LDO confusion

Hi,

I'm confused designing a circuit where part is fed by an LDO to 2.8 V and part by a switching DC/DC to 3.8 V.

I have 8 batteries of 1.5 V and I'm considering 2 options:
2P4S: V = 6 V (DC/DC will be stepdown)
4P2S: V = 3 V (DC/DC will be stepup)

Is the following correct then?

- The lifetime for the part behind the DC/DC will be the same in both cases (assuming both ICs have identical efficiency in the operating zone)

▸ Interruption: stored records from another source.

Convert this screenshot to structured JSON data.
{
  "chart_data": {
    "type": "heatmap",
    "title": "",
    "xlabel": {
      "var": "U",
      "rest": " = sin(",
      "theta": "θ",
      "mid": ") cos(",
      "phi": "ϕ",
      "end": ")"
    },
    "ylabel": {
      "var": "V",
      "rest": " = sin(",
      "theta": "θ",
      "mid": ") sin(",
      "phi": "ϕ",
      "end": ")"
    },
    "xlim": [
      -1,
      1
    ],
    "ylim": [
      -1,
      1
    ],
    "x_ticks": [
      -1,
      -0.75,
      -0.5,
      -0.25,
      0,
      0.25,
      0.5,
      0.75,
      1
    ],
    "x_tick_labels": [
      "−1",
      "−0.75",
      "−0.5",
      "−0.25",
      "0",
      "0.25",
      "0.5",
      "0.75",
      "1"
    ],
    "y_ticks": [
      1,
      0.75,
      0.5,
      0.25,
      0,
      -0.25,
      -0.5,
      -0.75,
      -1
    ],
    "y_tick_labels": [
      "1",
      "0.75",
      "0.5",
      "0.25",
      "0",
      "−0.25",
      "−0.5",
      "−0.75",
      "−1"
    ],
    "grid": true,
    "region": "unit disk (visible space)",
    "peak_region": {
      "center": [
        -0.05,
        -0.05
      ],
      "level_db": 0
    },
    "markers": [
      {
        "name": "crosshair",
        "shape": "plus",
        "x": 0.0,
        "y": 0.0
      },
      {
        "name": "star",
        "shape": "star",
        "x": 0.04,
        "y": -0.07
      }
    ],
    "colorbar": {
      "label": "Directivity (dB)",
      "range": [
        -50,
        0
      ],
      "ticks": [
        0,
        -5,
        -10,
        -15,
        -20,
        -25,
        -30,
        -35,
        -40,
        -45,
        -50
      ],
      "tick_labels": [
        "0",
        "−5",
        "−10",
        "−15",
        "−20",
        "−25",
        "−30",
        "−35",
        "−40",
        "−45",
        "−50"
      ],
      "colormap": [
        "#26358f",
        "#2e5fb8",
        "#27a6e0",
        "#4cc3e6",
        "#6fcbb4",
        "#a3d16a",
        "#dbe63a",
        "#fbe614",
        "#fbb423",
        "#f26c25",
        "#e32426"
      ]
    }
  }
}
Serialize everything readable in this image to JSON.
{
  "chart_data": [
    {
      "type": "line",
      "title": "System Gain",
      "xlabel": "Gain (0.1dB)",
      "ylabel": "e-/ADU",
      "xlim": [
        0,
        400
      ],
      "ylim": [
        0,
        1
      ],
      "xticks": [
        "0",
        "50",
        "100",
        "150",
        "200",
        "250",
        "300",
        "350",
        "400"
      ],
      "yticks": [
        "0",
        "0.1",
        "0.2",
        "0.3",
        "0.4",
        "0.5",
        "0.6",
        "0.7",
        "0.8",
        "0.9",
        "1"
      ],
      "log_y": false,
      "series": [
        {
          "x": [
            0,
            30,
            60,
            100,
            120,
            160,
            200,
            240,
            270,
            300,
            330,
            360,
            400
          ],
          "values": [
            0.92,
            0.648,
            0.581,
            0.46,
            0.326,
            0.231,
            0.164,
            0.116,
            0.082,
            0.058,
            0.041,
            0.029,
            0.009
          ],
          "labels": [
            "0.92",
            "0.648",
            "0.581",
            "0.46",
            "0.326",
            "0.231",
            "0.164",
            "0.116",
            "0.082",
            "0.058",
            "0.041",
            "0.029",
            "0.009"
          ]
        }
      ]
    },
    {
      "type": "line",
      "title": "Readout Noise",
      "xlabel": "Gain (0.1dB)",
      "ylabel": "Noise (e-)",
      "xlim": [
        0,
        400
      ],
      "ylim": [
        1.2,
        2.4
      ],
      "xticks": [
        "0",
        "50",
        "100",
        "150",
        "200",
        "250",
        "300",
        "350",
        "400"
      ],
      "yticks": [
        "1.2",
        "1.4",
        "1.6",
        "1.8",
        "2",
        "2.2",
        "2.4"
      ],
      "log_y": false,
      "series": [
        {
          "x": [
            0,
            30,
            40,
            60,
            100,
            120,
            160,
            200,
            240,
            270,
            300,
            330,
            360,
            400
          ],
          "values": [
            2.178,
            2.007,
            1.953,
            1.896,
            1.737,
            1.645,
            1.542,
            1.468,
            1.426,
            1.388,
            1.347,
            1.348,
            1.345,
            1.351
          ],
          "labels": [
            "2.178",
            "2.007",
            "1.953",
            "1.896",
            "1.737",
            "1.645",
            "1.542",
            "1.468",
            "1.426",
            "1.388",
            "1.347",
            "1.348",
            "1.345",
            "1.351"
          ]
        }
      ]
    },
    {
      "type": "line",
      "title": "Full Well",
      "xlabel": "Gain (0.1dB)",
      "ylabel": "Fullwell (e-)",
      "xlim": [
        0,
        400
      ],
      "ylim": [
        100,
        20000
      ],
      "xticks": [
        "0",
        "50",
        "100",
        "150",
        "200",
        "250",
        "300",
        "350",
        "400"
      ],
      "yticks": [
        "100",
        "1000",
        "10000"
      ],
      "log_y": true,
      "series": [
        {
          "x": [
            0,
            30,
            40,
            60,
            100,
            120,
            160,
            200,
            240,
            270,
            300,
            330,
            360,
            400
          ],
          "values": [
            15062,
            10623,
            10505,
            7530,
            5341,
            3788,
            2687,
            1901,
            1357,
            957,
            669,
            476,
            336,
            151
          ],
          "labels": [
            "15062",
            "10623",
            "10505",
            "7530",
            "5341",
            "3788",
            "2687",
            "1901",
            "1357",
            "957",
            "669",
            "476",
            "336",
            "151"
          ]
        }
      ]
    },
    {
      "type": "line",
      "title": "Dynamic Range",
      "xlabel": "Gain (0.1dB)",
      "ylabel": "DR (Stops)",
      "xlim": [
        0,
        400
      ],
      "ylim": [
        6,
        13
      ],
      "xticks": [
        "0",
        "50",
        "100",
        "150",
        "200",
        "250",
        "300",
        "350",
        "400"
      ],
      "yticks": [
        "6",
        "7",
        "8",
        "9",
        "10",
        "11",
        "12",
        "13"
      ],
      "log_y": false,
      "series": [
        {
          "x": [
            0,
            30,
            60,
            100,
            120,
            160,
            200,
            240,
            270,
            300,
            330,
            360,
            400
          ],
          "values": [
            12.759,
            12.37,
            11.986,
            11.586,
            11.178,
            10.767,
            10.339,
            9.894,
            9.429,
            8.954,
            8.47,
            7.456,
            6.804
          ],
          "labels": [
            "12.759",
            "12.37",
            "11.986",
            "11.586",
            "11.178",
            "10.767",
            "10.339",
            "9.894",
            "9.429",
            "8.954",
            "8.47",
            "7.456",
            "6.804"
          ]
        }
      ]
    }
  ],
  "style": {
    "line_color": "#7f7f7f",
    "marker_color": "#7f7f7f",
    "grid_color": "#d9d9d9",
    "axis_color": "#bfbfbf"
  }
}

- If the part behind the LDO draws 1 mA, every battery will be providing 0.5 mA in the first case and 0.25 mA in the second case, so for the consumption behind the LDO the second option is twice as efficient.

Conclusion: better 4P2S.

Correct?

Thanks!

Your "1.5V" battery cells will drop to 1.0V or less each during their discharge. Then the 8-cells circuit will have an input of only 8.0V or less (nowhere near 12V).
The 4 cells circuit will have only 4.0V or less and the 2 cells circuit will have an input of only 2.0V or less.

I know that but ignore it, it's the principle that counts. Both circuits are 8-cells, I think you may have misread.

The other way to look at it is in case 1 .0032 watts are lost in the LDO, in the second only .0002 watts.